Yes, according to the Raelian Movement.


Yes, according to the Raelian Movement.

“Any other answer is a load of cloned bull,” said Dr. Marcus Wenner, who is also a Raelian bishop. “Two years ago a farmer bought two bulls produced from a cloned cow in good faith and now everyone is in uproar,” he said. “People are now clamoring to eradicate any of those bulls’ genes from the food chain. The British public should be ashamed for its outright ignorance!”

But Wenner said there should be even more shame on the part of the authorities for miseducating the malleable public.

“Let’s get this straight; cloning simply copies living organisms,” he explained. “That means if the original was good to eat, then the clone and its descendants will also be good to eat. A protein is a protein, and the very fact that the animal is alive should be a clue for the more alert among us that there is no poison in it!”

In fact, Wenner commented, just as genetically modified organisms (GMOs) represent the only hope of a sustainable food source for everyone over the next century, so will cloned food be essential to equitably feed the world’s exploding population.

“For example, cloning is the quickest and cheapest way to provide a breeding chicken that can survives jungle conditions, fight local illnesses, scavenge food by itself, grow plump and large quickly, and not run too fast,” he said. “That will allow grandmothers in central Africa to set up a self-sustaining food source.
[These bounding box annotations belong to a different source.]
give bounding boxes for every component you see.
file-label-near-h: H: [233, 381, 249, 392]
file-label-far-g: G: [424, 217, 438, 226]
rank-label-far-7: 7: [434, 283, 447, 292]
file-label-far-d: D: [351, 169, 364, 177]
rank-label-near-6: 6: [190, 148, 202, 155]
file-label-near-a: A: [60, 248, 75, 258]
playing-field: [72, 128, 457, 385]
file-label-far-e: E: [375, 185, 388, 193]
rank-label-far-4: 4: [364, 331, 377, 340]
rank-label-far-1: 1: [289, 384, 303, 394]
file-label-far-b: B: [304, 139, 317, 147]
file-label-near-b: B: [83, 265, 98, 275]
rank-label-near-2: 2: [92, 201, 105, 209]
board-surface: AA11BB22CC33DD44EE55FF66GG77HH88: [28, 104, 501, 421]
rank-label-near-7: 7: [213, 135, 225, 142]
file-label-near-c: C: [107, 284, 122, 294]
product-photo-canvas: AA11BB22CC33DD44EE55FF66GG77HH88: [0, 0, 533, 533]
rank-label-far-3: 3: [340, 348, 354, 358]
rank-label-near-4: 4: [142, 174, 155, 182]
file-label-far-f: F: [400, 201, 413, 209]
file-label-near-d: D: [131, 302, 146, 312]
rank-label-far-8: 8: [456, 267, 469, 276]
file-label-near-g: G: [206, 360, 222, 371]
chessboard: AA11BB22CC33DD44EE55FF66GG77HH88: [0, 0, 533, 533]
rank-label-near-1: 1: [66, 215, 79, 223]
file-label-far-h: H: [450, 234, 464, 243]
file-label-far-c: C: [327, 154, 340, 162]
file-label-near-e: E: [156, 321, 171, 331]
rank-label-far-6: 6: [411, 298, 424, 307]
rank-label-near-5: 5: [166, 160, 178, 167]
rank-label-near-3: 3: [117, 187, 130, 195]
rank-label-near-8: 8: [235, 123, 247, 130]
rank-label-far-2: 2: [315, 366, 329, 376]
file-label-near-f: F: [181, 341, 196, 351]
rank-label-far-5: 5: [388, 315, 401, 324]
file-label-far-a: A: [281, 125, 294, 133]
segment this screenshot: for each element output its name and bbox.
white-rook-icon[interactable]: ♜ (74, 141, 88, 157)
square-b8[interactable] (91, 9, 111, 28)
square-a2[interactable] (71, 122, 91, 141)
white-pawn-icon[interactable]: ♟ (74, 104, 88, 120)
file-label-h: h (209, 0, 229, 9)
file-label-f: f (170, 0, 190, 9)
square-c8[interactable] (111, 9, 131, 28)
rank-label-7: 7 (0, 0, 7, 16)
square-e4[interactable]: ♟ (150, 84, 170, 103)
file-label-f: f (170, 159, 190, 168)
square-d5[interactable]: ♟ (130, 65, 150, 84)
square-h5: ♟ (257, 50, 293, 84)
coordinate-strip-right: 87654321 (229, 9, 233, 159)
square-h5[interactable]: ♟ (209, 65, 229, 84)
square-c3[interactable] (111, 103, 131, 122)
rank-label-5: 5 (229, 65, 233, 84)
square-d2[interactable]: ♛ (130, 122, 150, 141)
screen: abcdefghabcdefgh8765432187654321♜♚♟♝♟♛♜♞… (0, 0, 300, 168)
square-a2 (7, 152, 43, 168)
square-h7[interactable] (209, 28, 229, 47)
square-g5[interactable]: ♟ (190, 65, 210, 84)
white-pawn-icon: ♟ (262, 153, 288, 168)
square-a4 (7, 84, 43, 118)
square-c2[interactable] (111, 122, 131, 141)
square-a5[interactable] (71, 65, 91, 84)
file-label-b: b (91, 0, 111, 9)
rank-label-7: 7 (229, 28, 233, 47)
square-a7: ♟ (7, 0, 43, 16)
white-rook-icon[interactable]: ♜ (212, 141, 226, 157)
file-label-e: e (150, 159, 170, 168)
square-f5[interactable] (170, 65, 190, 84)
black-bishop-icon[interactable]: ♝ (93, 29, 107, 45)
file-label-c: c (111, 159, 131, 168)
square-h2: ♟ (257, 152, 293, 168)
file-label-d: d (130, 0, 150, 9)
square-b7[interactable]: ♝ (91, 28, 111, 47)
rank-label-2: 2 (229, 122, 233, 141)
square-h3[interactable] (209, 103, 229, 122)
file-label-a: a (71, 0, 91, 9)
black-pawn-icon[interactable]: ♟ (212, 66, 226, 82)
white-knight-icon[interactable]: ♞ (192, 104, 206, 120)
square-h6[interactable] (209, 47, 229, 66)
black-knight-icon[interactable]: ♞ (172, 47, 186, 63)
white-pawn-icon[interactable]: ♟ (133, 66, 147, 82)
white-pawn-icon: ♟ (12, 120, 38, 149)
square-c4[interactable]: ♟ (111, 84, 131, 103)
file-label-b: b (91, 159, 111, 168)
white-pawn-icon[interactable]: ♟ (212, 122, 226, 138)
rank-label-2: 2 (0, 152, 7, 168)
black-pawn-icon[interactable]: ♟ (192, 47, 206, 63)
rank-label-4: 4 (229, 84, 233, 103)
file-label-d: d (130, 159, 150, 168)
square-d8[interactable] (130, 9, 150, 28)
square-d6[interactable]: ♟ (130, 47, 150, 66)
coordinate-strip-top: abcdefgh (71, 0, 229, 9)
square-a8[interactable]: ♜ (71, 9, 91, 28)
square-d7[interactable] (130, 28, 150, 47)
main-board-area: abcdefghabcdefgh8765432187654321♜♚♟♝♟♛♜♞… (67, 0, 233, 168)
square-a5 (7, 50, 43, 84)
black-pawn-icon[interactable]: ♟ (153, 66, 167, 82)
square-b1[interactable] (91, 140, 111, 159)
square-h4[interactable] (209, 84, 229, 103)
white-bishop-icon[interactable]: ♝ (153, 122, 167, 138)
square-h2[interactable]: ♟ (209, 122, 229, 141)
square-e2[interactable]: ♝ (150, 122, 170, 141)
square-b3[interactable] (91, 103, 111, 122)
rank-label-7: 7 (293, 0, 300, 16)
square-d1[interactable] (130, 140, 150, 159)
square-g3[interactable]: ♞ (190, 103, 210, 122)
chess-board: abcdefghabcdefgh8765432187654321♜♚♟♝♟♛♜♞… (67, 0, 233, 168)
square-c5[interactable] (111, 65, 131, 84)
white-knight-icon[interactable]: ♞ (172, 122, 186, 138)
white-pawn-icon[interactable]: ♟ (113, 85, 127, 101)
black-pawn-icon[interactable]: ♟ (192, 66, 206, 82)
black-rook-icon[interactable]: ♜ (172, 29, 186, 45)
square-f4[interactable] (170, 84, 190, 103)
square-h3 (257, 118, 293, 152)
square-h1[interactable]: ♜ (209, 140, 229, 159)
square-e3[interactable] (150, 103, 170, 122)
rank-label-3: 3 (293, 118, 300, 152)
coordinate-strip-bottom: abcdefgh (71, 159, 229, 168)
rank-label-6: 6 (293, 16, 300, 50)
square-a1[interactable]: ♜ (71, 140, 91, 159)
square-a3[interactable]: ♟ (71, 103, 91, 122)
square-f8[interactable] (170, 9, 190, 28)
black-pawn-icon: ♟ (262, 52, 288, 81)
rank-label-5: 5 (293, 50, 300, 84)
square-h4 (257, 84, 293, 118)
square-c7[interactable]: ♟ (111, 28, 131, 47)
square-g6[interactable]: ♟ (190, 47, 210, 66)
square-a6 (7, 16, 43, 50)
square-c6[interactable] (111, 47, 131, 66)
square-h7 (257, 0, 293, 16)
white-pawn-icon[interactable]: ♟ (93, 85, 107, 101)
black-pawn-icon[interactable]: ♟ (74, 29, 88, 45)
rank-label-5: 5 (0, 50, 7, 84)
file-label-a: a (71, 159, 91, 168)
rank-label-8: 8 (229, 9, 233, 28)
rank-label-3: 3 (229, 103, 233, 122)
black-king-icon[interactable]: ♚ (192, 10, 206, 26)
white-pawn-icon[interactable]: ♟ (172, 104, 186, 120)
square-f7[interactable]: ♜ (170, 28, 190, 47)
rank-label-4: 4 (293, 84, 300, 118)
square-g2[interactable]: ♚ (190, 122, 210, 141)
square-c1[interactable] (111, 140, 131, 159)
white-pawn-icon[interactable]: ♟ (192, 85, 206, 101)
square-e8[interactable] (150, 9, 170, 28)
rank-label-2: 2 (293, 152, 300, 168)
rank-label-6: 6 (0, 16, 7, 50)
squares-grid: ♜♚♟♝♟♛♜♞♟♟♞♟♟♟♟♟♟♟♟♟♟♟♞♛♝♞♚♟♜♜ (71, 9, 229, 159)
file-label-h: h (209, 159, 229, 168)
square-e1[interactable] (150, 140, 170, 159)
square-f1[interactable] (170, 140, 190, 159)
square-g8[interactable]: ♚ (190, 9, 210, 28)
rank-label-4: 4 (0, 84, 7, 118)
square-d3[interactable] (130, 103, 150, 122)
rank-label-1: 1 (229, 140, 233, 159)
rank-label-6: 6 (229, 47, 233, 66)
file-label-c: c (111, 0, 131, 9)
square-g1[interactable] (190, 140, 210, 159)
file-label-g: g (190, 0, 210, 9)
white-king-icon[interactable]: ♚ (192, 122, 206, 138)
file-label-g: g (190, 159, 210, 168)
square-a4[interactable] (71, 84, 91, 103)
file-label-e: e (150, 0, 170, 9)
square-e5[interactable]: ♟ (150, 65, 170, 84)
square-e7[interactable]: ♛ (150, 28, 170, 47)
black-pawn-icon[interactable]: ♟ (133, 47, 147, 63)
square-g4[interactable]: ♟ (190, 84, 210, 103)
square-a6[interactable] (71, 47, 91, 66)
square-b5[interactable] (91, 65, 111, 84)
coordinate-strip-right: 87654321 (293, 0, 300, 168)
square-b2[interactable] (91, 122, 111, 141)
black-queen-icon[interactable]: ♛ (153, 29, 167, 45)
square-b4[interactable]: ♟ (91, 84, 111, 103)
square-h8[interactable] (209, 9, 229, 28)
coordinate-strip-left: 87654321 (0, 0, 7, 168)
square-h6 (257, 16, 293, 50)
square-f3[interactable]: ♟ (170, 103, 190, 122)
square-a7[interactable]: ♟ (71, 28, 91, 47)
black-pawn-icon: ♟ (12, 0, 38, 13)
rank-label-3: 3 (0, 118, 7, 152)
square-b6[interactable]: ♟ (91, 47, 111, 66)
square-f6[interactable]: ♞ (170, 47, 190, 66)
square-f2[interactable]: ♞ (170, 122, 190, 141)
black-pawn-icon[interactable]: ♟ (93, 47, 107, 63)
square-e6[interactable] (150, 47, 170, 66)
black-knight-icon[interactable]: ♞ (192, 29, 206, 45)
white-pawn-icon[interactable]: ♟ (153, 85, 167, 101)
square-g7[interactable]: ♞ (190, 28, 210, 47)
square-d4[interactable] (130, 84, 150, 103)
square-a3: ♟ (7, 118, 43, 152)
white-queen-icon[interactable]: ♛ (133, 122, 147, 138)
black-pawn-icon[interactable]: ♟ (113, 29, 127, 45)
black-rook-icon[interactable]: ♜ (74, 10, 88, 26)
Thanks to cloning, they will be able to bring protein to their malnourished grandchildren. And they will also be able to barter for other essentials and ensure a stable economy in the villages instead of flocking to the cities, where life is even worse.”

So why the confusion around the GMO issue?

“One can only suspect there is an ulterior motive behind this disinformation,” Wenner replied. “Is it possible that the religious authorities are trying to keep us in the Middle Ages? I put the blame squarely on the pope for fear-mongering against science and cloning, and I also blame the new trend of tattooed eco-conservatives who not only don't know much about science, but are simply against anything new. They’re masquerading as hip-warriors and pretending even to themselves that their Vatican-bred, moralistic judgment is here to help the planet. Their so-called ‘green’ disguise is actually black with the remains of those burned at the stake in the past for questioning their authority. And it’s also red with the blood of starved children who could have been saved with cloned and GM foods in the future.”

Wenner said the pope should be the first to encourage people to eat GM products.

“What if the first Christians had refused to eat the food Jesus multiplied on the mount on the basis that it was immoral, or that mutations might have crept in?” he asked. “What if they had said, ‘No, Jesus, we can’t eat this, it might be poison, and what if it got into the food chain?’ Wake up, Britain, don’t be influenced by the usurper across the channel. Reclaim your right to independent thought!”